BMW is combining VR, 3D printing and technology transferred from the computer games industry to radically alter the way it develops it vehicles.
Whereas the world of product development for large-scale manufacturing has always been a long and costly process, the combination of three distinct technological advancements could be about to consign that to history.
The new process uses 3D printed prototype components with a VR environment based on Unreal Engine’s real-time physics-based rendering.
This creates the possibility for design and feature options to be evaluated before a physical prototype is built.
Simon Jones, director of Unreal Engine Enterprise, said:
“The article pf relatively low cost, high fidelity VR has coincided with a rapid escalation in the need to do more with less and to do it faster.
“BMW’s new mixed reality system is a great example of what can be achieved with clever thinking.”

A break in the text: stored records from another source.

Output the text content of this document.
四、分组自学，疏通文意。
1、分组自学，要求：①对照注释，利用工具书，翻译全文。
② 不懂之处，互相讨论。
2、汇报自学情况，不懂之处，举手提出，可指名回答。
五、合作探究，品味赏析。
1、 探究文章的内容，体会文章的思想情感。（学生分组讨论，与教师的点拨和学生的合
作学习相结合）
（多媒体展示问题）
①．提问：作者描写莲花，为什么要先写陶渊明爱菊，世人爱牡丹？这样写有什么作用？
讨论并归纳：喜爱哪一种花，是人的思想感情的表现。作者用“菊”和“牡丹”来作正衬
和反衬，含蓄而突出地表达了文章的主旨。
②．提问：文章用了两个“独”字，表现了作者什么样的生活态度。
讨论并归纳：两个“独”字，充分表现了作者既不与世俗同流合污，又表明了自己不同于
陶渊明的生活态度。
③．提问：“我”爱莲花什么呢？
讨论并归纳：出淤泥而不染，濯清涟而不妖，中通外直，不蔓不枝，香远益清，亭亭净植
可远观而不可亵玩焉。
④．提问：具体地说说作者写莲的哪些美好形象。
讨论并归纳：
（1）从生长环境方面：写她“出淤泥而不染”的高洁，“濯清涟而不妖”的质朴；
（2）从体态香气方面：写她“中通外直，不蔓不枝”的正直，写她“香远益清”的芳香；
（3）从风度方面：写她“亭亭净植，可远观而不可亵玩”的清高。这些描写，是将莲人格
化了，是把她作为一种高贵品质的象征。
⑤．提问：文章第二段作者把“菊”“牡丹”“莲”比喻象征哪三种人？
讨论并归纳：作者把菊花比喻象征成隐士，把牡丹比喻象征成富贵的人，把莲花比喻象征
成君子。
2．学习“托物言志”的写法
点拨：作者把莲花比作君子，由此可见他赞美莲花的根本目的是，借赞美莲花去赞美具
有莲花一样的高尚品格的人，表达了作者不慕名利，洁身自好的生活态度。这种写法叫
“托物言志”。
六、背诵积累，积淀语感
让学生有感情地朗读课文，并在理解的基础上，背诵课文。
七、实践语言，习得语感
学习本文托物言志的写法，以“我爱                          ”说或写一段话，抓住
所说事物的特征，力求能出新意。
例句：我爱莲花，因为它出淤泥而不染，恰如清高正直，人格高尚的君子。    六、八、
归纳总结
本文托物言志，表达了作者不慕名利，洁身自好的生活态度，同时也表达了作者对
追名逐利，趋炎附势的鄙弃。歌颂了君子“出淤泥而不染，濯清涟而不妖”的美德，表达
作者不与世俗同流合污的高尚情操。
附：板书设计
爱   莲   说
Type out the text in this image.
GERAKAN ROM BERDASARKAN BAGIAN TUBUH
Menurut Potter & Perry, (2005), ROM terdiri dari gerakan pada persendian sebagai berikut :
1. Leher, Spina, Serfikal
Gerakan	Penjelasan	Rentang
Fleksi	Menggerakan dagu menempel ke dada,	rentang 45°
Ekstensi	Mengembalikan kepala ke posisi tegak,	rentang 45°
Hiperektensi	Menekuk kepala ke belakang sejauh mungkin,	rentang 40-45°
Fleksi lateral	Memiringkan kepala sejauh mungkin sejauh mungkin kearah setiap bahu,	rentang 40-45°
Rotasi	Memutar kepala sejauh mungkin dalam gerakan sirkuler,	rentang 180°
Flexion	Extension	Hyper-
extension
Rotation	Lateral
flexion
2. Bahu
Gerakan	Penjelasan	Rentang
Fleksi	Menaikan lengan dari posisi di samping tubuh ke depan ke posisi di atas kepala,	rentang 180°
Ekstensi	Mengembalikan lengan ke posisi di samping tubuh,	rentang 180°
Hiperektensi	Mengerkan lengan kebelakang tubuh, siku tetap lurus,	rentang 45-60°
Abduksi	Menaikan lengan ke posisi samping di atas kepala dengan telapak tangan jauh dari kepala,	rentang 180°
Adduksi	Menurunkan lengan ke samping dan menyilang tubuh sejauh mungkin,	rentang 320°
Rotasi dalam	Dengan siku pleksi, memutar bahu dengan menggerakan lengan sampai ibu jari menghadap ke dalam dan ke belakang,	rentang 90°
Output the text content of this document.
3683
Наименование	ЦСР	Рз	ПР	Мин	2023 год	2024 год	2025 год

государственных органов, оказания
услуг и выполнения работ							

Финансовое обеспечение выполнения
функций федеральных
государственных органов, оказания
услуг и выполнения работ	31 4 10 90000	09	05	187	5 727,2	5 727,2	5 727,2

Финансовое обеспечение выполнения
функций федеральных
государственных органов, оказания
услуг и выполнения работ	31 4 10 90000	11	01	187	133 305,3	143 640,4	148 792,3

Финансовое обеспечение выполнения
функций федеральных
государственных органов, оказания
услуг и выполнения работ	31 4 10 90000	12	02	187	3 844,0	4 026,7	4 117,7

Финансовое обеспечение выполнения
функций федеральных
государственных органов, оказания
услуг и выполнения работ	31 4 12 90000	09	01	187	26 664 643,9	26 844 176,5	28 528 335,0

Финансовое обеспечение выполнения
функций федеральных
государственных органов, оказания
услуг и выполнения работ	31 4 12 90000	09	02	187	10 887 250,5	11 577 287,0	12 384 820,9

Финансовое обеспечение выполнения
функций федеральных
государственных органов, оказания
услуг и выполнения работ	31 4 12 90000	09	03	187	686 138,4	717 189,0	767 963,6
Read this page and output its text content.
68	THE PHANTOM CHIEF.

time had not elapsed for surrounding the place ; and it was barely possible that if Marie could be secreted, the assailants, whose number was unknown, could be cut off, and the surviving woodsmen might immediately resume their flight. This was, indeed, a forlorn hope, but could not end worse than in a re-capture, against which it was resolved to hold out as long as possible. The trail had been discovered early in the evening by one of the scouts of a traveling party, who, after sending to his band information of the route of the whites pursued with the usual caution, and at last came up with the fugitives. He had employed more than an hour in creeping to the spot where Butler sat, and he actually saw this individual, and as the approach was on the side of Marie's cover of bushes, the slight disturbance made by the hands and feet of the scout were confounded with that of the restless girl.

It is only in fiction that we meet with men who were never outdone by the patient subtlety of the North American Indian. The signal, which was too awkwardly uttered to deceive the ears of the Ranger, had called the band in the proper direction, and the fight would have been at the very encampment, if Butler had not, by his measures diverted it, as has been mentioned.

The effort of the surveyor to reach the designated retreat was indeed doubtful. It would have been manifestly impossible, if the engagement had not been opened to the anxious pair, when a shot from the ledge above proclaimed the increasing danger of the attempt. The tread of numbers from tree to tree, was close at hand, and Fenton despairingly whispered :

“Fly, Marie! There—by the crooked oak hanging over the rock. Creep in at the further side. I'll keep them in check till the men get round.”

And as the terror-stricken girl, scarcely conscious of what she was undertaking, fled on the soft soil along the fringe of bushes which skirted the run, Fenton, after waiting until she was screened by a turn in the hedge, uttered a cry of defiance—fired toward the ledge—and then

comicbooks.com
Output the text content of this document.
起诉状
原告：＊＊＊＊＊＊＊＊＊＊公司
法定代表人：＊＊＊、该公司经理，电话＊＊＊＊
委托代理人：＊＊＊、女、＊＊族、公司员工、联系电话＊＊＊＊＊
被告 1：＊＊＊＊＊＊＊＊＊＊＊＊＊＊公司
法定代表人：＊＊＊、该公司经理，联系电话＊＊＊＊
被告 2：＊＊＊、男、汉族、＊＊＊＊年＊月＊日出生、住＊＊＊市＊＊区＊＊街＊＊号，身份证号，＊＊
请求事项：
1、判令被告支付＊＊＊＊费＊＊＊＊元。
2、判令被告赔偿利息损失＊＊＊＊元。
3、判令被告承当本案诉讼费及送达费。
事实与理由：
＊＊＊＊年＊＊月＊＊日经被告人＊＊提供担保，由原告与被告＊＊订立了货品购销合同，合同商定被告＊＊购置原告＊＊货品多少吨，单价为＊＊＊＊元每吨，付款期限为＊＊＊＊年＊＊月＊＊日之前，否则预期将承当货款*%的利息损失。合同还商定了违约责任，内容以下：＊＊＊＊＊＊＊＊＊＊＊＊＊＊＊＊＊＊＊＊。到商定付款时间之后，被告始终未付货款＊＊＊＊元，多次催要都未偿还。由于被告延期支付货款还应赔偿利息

Supporting global collaboration
Using a VR environment underpinned by Unreal Engine means that features such as interior designs, window sixing and vehicle functionality can be modelled from the view point of the end user.
Now, the 3D printed interior can give a representation of space, while the VR simulates what driving the car through a city at night would be like. Is vision impaired if the seat is too far back? Are the displays too distracting? It is these kinds of details that can delay a project if they are picked up once the physical prototype is built.
The system also has the capability for global collaboration, with people on opposite sides of the globe interacting in the same virtual space.
“Car makers are defining the parameters and the Unreal Engine tools to deliver the platforms they need,” Jones continues: “Allowing engineers and stylists much greater freedom to explore different themes in a way that wasn’t previously possible with costly physical prototypes because they take so long to build and update.”